ESPN today published a video of Rutgers head coach Mike Rice shoving and grabbing players at practice, whipping basketballs at them from close range, and calling them "faggots" and "pussies," among other things. Part of the video — 30 minutes' worth — had already come to the attention of Rutgers athletic director Tim Pernetti, who viewed it last year and subsequently punished Rice. That punishment? A whopping three-game suspension (plus a fine).

For comparison's sake, here are some other things that can get one suspended for three games in the world of college basketball. And yes, we know these aren't apples to apples comparisons: These are players who were suspended by the NCAA and not coaches suspended by their schools. But they say something about the value of a three-game suspension in the NCAA, which is that three games is basically nothing.

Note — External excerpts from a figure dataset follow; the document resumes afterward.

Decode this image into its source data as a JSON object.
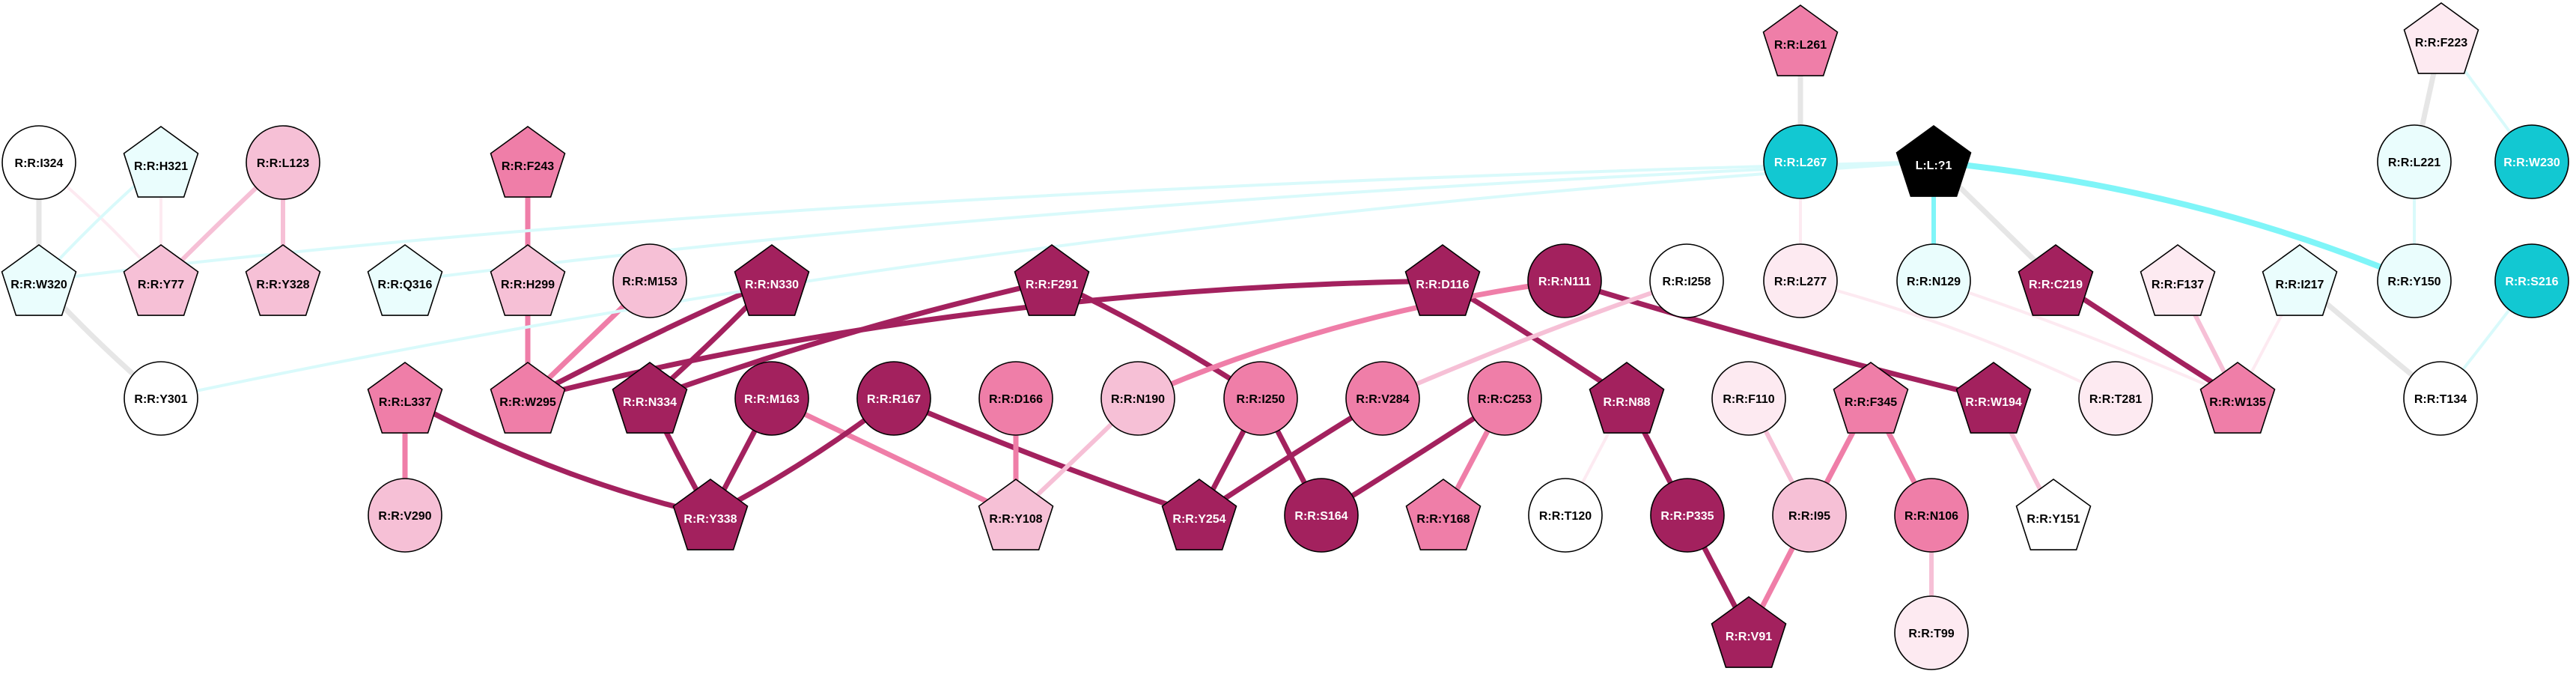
{
  "palette": {
    "ligand": "#000000",
    "dark": "#a3215e",
    "strong": "#ef7ea8",
    "medium": "#f6c0d6",
    "light": "#fdeaf1",
    "white": "#ffffff",
    "cyan": "#12c8d2",
    "cyan_pale": "#eafdfd",
    "gray": "#e6e6e6",
    "cyan_edge": "#7ff5f8",
    "cyan_edge_pale": "#d9fafb"
  },
  "nodes": [
    {
      "id": "L:L:?1",
      "shape": "pentagon",
      "fill": "ligand"
    },
    {
      "id": "R:R:L261",
      "shape": "pentagon",
      "fill": "strong"
    },
    {
      "id": "R:R:F223",
      "shape": "pentagon",
      "fill": "light"
    },
    {
      "id": "R:R:I324",
      "shape": "circle",
      "fill": "white"
    },
    {
      "id": "R:R:H321",
      "shape": "pentagon",
      "fill": "cyan_pale"
    },
    {
      "id": "R:R:L123",
      "shape": "circle",
      "fill": "medium"
    },
    {
      "id": "R:R:F243",
      "shape": "pentagon",
      "fill": "strong"
    },
    {
      "id": "R:R:L267",
      "shape": "circle",
      "fill": "cyan"
    },
    {
      "id": "R:R:L221",
      "shape": "circle",
      "fill": "cyan_pale"
    },
    {
      "id": "R:R:W230",
      "shape": "circle",
      "fill": "cyan"
    },
    {
      "id": "R:R:W320",
      "shape": "pentagon",
      "fill": "cyan_pale"
    },
    {
      "id": "R:R:Y77",
      "shape": "pentagon",
      "fill": "medium"
    },
    {
      "id": "R:R:Y328",
      "shape": "pentagon",
      "fill": "medium"
    },
    {
      "id": "R:R:Q316",
      "shape": "pentagon",
      "fill": "cyan_pale"
    },
    {
      "id": "R:R:H299",
      "shape": "pentagon",
      "fill": "medium"
    },
    {
      "id": "R:R:M153",
      "shape": "circle",
      "fill": "medium"
    },
    {
      "id": "R:R:N330",
      "shape": "pentagon",
      "fill": "dark"
    },
    {
      "id": "R:R:F291",
      "shape": "pentagon",
      "fill": "dark"
    },
    {
      "id": "R:R:D116",
      "shape": "pentagon",
      "fill": "dark"
    },
    {
      "id": "R:R:N111",
      "shape": "circle",
      "fill": "dark"
    },
    {
      "id": "R:R:I258",
      "shape": "circle",
      "fill": "white"
    },
    {
      "id": "R:R:L277",
      "shape": "circle",
      "fill": "light"
    },
    {
      "id": "R:R:N129",
      "shape": "circle",
      "fill": "cyan_pale"
    },
    {
      "id": "R:R:C219",
      "shape": "pentagon",
      "fill": "dark"
    },
    {
      "id": "R:R:F137",
      "shape": "pentagon",
      "fill": "light"
    },
    {
      "id": "R:R:I217",
      "shape": "pentagon",
      "fill": "cyan_pale"
    },
    {
      "id": "R:R:Y150",
      "shape": "circle",
      "fill": "cyan_pale"
    },
    {
      "id": "R:R:S216",
      "shape": "circle",
      "fill": "cyan"
    },
    {
      "id": "R:R:Y301",
      "shape": "circle",
      "fill": "white"
    },
    {
      "id": "R:R:L337",
      "shape": "pentagon",
      "fill": "strong"
    },
    {
      "id": "R:R:W295",
      "shape": "pentagon",
      "fill": "strong"
    },
    {
      "id": "R:R:N334",
      "shape": "pentagon",
      "fill": "dark"
    },
    {
      "id": "R:R:M163",
      "shape": "circle",
      "fill": "dark"
    },
    {
      "id": "R:R:R167",
      "shape": "circle",
      "fill": "dark"
    },
    {
      "id": "R:R:D166",
      "shape": "circle",
      "fill": "strong"
    },
    {
      "id": "R:R:N190",
      "shape": "circle",
      "fill": "medium"
    },
    {
      "id": "R:R:I250",
      "shape": "circle",
      "fill": "strong"
    },
    {
      "id": "R:R:V284",
      "shape": "circle",
      "fill": "strong"
    },
    {
      "id": "R:R:C253",
      "shape": "circle",
      "fill": "strong"
    },
    {
      "id": "R:R:N88",
      "shape": "pentagon",
      "fill": "dark"
    },
    {
      "id": "R:R:F110",
      "shape": "circle",
      "fill": "light"
    },
    {
      "id": "R:R:F345",
      "shape": "pentagon",
      "fill": "strong"
    },
    {
      "id": "R:R:W194",
      "shape": "pentagon",
      "fill": "dark"
    },
    {
      "id": "R:R:T281",
      "shape": "circle",
      "fill": "light"
    },
    {
      "id": "R:R:W135",
      "shape": "pentagon",
      "fill": "strong"
    },
    {
      "id": "R:R:T134",
      "shape": "circle",
      "fill": "white"
    },
    {
      "id": "R:R:V290",
      "shape": "circle",
      "fill": "medium"
    },
    {
      "id": "R:R:Y338",
      "shape": "pentagon",
      "fill": "dark"
    },
    {
      "id": "R:R:Y108",
      "shape": "pentagon",
      "fill": "medium"
    },
    {
      "id": "R:R:Y254",
      "shape": "pentagon",
      "fill": "dark"
    },
    {
      "id": "R:R:S164",
      "shape": "circle",
      "fill": "dark"
    },
    {
      "id": "R:R:Y168",
      "shape": "pentagon",
      "fill": "strong"
    },
    {
      "id": "R:R:T120",
      "shape": "circle",
      "fill": "white"
    },
    {
      "id": "R:R:P335",
      "shape": "circle",
      "fill": "dark"
    },
    {
      "id": "R:R:I95",
      "shape": "circle",
      "fill": "medium"
    },
    {
      "id": "R:R:N106",
      "shape": "circle",
      "fill": "strong"
    },
    {
      "id": "R:R:Y151",
      "shape": "pentagon",
      "fill": "white"
    },
    {
      "id": "R:R:V91",
      "shape": "pentagon",
      "fill": "dark"
    },
    {
      "id": "R:R:T99",
      "shape": "circle",
      "fill": "light"
    }
  ],
  "edges": [
    {
      "from": "R:R:L261",
      "to": "R:R:L267",
      "color": "gray",
      "weight": 7
    },
    {
      "from": "R:R:F223",
      "to": "R:R:L221",
      "color": "gray",
      "weight": 7
    },
    {
      "from": "R:R:F223",
      "to": "R:R:W230",
      "color": "cyan_edge_pale",
      "weight": 4
    },
    {
      "from": "R:R:I324",
      "to": "R:R:W320",
      "color": "gray",
      "weight": 7
    },
    {
      "from": "R:R:I324",
      "to": "R:R:Y77",
      "color": "light",
      "weight": 4
    },
    {
      "from": "R:R:H321",
      "to": "R:R:Y77",
      "color": "light",
      "weight": 4
    },
    {
      "from": "R:R:H321",
      "to": "R:R:W320",
      "color": "cyan_edge_pale",
      "weight": 4
    },
    {
      "from": "R:R:L123",
      "to": "R:R:Y77",
      "color": "medium",
      "weight": 6
    },
    {
      "from": "R:R:L123",
      "to": "R:R:Y328",
      "color": "medium",
      "weight": 6
    },
    {
      "from": "R:R:W320",
      "to": "R:R:Y301",
      "color": "gray",
      "weight": 7
    },
    {
      "from": "R:R:F243",
      "to": "R:R:H299",
      "color": "strong",
      "weight": 7
    },
    {
      "from": "R:R:H299",
      "to": "R:R:W295",
      "color": "strong",
      "weight": 7
    },
    {
      "from": "R:R:M153",
      "to": "R:R:W295",
      "color": "strong",
      "weight": 7
    },
    {
      "from": "R:R:N330",
      "to": "R:R:W295",
      "color": "dark",
      "weight": 7
    },
    {
      "from": "R:R:N330",
      "to": "R:R:N334",
      "color": "dark",
      "weight": 7
    },
    {
      "from": "R:R:F291",
      "to": "R:R:N334",
      "color": "dark",
      "weight": 7
    },
    {
      "from": "R:R:F291",
      "to": "R:R:I250",
      "color": "dark",
      "weight": 7
    },
    {
      "from": "R:R:D116",
      "to": "R:R:W295",
      "color": "dark",
      "weight": 7
    },
    {
      "from": "R:R:D116",
      "to": "R:R:N88",
      "color": "dark",
      "weight": 7
    },
    {
      "from": "R:R:N111",
      "to": "R:R:N190",
      "color": "strong",
      "weight": 7
    },
    {
      "from": "R:R:N111",
      "to": "R:R:W194",
      "color": "dark",
      "weight": 7
    },
    {
      "from": "R:R:I258",
      "to": "R:R:V284",
      "color": "medium",
      "weight": 6
    },
    {
      "from": "R:R:L277",
      "to": "R:R:T281",
      "color": "light",
      "weight": 4
    },
    {
      "from": "R:R:L267",
      "to": "R:R:L277",
      "color": "light",
      "weight": 4
    },
    {
      "from": "L:L:?1",
      "to": "R:R:N129",
      "color": "cyan_edge",
      "weight": 6
    },
    {
      "from": "L:L:?1",
      "to": "R:R:C219",
      "color": "gray",
      "weight": 7
    },
    {
      "from": "L:L:?1",
      "to": "R:R:Y150",
      "color": "cyan_edge",
      "weight": 8
    },
    {
      "from": "L:L:?1",
      "to": "R:R:Q316",
      "color": "cyan_edge_pale",
      "weight": 4
    },
    {
      "from": "L:L:?1",
      "to": "R:R:W320",
      "color": "cyan_edge_pale",
      "weight": 4
    },
    {
      "from": "L:L:?1",
      "to": "R:R:Y301",
      "color": "cyan_edge_pale",
      "weight": 4
    },
    {
      "from": "R:R:N129",
      "to": "R:R:W135",
      "color": "light",
      "weight": 4
    },
    {
      "from": "R:R:C219",
      "to": "R:R:W135",
      "color": "dark",
      "weight": 7
    },
    {
      "from": "R:R:F137",
      "to": "R:R:W135",
      "color": "medium",
      "weight": 6
    },
    {
      "from": "R:R:I217",
      "to": "R:R:W135",
      "color": "light",
      "weight": 4
    },
    {
      "from": "R:R:I217",
      "to": "R:R:T134",
      "color": "gray",
      "weight": 7
    },
    {
      "from": "R:R:L221",
      "to": "R:R:Y150",
      "color": "cyan_edge_pale",
      "weight": 4
    },
    {
      "from": "R:R:S216",
      "to": "R:R:T134",
      "color": "cyan_edge_pale",
      "weight": 4
    },
    {
      "from": "R:R:L337",
      "to": "R:R:V290",
      "color": "strong",
      "weight": 7
    },
    {
      "from": "R:R:L337",
      "to": "R:R:Y338",
      "color": "dark",
      "weight": 7
    },
    {
      "from": "R:R:N334",
      "to": "R:R:Y338",
      "color": "dark",
      "weight": 7
    },
    {
      "from": "R:R:M163",
      "to": "R:R:Y338",
      "color": "dark",
      "weight": 7
    },
    {
      "from": "R:R:M163",
      "to": "R:R:Y108",
      "color": "strong",
      "weight": 7
    },
    {
      "from": "R:R:R167",
      "to": "R:R:Y338",
      "color": "dark",
      "weight": 7
    },
    {
      "from": "R:R:R167",
      "to": "R:R:Y254",
      "color": "dark",
      "weight": 7
    },
    {
      "from": "R:R:D166",
      "to": "R:R:Y108",
      "color": "strong",
      "weight": 7
    },
    {
      "from": "R:R:N190",
      "to": "R:R:Y108",
      "color": "medium",
      "weight": 6
    },
    {
      "from": "R:R:I250",
      "to": "R:R:Y254",
      "color": "dark",
      "weight": 7
    },
    {
      "from": "R:R:I250",
      "to": "R:R:S164",
      "color": "dark",
      "weight": 7
    },
    {
      "from": "R:R:V284",
      "to": "R:R:Y254",
      "color": "dark",
      "weight": 7
    },
    {
      "from": "R:R:C253",
      "to": "R:R:S164",
      "color": "dark",
      "weight": 7
    },
    {
      "from": "R:R:C253",
      "to": "R:R:Y168",
      "color": "strong",
      "weight": 7
    },
    {
      "from": "R:R:N88",
      "to": "R:R:T120",
      "color": "light",
      "weight": 4
    },
    {
      "from": "R:R:N88",
      "to": "R:R:P335",
      "color": "dark",
      "weight": 7
    },
    {
      "from": "R:R:P335",
      "to": "R:R:V91",
      "color": "dark",
      "weight": 7
    },
    {
      "from": "R:R:F110",
      "to": "R:R:I95",
      "color": "medium",
      "weight": 6
    },
    {
      "from": "R:R:F345",
      "to": "R:R:I95",
      "color": "strong",
      "weight": 7
    },
    {
      "from": "R:R:F345",
      "to": "R:R:N106",
      "color": "strong",
      "weight": 7
    },
    {
      "from": "R:R:I95",
      "to": "R:R:V91",
      "color": "strong",
      "weight": 7
    },
    {
      "from": "R:R:N106",
      "to": "R:R:T99",
      "color": "medium",
      "weight": 6
    },
    {
      "from": "R:R:W194",
      "to": "R:R:Y151",
      "color": "medium",
      "weight": 6
    }
  ]
}
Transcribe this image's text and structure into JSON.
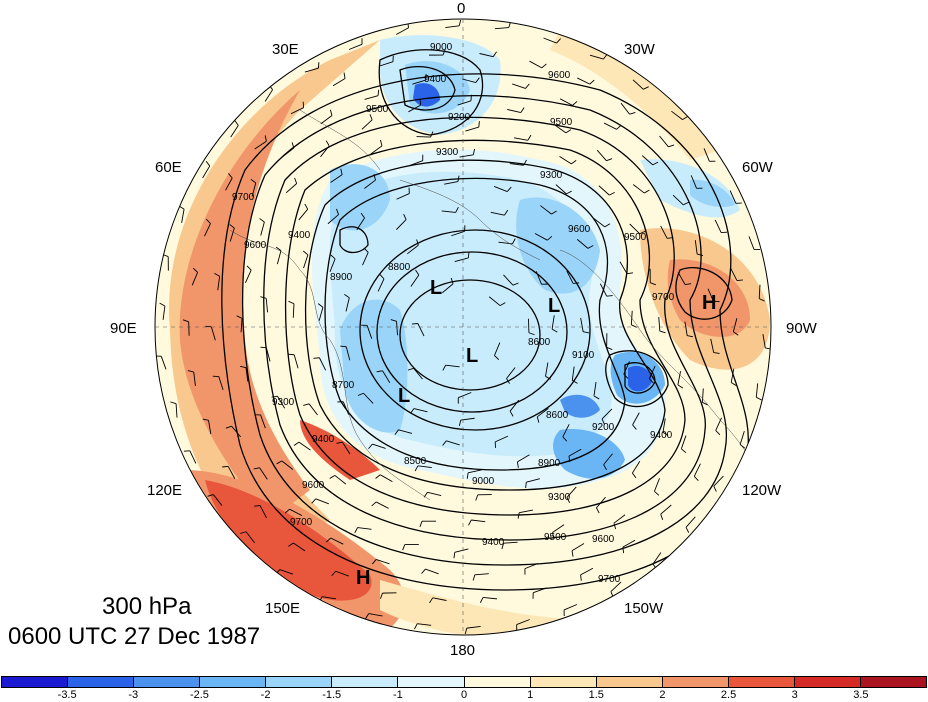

• Akron juniors Nick Harney and Demetrius Treadwell were suspended three games by the NCAA last year because of a clerical error by the school’s compliance department. Through no fault of their own, they didn't receive final amateur certification clearance, but even though it was just a paperwork issue, Akron's appeal was denied.

• San Diego State freshman Winston Shepard was suspended three games by the NCAA because he purchased a car with a loan co-signed by a family he met at his alma mater, Findlay Prep in Nevada. Upon realizing he may have violated the rules, he returned the car and reported himself to the NCAA, leading to the suspension.

• New Mexico guard Jamal Fenton was suspended three games for a "minor violation" of NCAA rules last year: He accepted a $250 discount on renting a hotel ballroom for his 21st birthday party, paying $500 instead of $750. (Oh, and he says didn't even know he was getting a discount.)

• Memphis junior Geron Johnson was suspended three games by the NCAA as "the result of extra benefits received by Johnson from a family friend who assisted the family with his educational expenses prior to his enrollment at the University of Memphis," according to a university release. (Emphasis ours.)

And that doesn't even cover such crimes as getting discounts on clothing at a department store or accepting a ticket to a baseball game from someone other than one's parent or guardian. All of which, again, are worth the same number of games as shoving and grabbing players at practice, whipping basketballs at them from close range, and calling them "faggots" and "pussies," among other things. Way to go, Rutgers.